Monday, December 3, 2007

Week 4: December 3-9, Knowledge of Conventions

As we enter the final two weeks of class and begin focusing on the section of the WPA outcomes labeled, "Knowledge of Conventions," I wanted to return to a notion I introduced in discussing the "Critical Thinking, Reading, and Writing" section.

Let's talk some more about the notion of discourse communities. As you may remember, a discourse community is a group which shares a discourse or conversation in common. In a post on the critical thinking section, I mentioned discourse communities share topics or a focus for their conversation, and they share interpretative rubrics, that is, ways of reading and making sense of their topics. I used the academic discipline of history as an example, but any profession and discipline could have worked as well.

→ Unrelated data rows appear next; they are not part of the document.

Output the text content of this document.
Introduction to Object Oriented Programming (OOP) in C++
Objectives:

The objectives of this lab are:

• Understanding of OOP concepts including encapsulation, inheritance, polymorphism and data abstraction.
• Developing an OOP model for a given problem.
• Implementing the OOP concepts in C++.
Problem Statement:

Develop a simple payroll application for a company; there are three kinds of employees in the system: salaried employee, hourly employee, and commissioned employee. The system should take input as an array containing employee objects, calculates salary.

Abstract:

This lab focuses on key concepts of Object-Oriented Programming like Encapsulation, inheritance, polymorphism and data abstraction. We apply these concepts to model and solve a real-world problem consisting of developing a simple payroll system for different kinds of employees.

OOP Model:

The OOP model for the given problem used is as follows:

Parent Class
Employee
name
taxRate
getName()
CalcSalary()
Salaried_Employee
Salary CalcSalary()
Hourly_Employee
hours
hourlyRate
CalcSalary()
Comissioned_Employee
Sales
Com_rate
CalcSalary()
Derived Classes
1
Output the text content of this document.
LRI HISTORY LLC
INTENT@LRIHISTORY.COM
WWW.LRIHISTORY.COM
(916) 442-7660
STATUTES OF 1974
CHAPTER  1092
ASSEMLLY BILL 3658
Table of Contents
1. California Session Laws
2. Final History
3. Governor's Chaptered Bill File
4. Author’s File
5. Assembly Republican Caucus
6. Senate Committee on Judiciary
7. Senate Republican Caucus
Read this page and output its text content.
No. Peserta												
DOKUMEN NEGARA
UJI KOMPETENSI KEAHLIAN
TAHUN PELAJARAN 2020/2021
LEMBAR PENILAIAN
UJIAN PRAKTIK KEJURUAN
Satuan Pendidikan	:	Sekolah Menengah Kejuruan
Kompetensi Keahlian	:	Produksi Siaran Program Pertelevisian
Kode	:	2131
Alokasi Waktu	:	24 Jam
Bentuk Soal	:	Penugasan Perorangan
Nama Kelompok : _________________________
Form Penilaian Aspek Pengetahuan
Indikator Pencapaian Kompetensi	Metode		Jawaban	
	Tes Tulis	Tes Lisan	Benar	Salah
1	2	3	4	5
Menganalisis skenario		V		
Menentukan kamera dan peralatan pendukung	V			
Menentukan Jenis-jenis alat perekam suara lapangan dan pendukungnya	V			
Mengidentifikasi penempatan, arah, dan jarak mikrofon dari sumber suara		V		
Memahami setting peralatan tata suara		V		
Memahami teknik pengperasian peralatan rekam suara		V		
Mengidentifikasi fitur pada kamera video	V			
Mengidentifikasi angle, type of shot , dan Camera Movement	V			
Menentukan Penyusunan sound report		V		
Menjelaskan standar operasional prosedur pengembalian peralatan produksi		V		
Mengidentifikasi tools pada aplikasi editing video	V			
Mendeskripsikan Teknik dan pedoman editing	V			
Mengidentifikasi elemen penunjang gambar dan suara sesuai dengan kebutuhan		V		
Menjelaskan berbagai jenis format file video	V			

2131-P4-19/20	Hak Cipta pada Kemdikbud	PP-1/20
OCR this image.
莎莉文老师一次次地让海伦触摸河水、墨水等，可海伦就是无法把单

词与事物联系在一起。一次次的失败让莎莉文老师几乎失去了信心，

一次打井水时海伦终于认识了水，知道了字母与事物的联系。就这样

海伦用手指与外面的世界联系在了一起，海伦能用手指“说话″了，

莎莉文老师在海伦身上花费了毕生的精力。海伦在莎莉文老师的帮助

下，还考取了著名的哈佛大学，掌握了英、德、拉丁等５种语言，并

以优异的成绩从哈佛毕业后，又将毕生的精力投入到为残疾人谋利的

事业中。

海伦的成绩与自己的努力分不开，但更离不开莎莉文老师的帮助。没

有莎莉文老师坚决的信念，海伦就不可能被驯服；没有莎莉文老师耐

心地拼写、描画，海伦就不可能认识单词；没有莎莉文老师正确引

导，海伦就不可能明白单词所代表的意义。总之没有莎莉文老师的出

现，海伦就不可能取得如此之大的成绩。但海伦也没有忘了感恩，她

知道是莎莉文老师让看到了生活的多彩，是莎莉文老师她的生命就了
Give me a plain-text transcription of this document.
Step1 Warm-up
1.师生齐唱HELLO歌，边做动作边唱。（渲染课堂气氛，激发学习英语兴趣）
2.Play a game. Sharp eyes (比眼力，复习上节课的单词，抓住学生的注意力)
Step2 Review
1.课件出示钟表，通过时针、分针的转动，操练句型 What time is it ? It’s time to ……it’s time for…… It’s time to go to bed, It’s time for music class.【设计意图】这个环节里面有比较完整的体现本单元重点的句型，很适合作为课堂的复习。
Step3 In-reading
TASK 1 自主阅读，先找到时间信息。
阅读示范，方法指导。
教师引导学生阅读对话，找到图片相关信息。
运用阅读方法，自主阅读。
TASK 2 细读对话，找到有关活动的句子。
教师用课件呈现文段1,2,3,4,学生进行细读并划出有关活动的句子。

Part of the what discourse communities share in common are a set of expectations about the genres (or, kinds of communication) in which the conversation will take place. As part of their shared expectations about genre, they share ideas about what kinds of evidence can be used to back up claims. They share notions about the format and content of the various genres they will use to talk with one another. They share common ideas about how one another will be addressed, how power will be acknowledged, and about voice, tone, and which words are appropriate. Discourse communities usually share a common jargon as well.

Our class is a member of the UAT discourse community, the discourse community governing the American university, and the discourse community governing civil, public discourse. Remember at the beginning of class when I asked you to call me "Steve" or "Dr. Steve"? Remember how a few of you felt uncomfortable with such a familiar form of address? Think for a moment about why they felt this discomfort? One reason is that you're used to the set of conventions which govern student/professor interaction at UAT and in the American university system. Traditionally, professors insist their titles be used. Some actively work the authority given them by the system, and some gain a huge ego boost by having their status acknowledged. The upshot is that many of you know a lot about professors as an audience, and the practice I was asking you to adopt was foreign to your expectations of what is "right" or conventional in student/professor interaction.

As we begin the discussion of your knowledge of what is conventional in writing and speaking to different audiences, I want you to think about the number of discourse communities of which you are a member. What aspects of how your community interacts and communicates are unique? What aspects are shared with other communities? It's this notion of conventions we'll discuss this week.

Finally, as you begin to draft the different sections of your portfolio, I want you thinking about how you acquire information about how a genre works and how the genre works within a specific discourse community.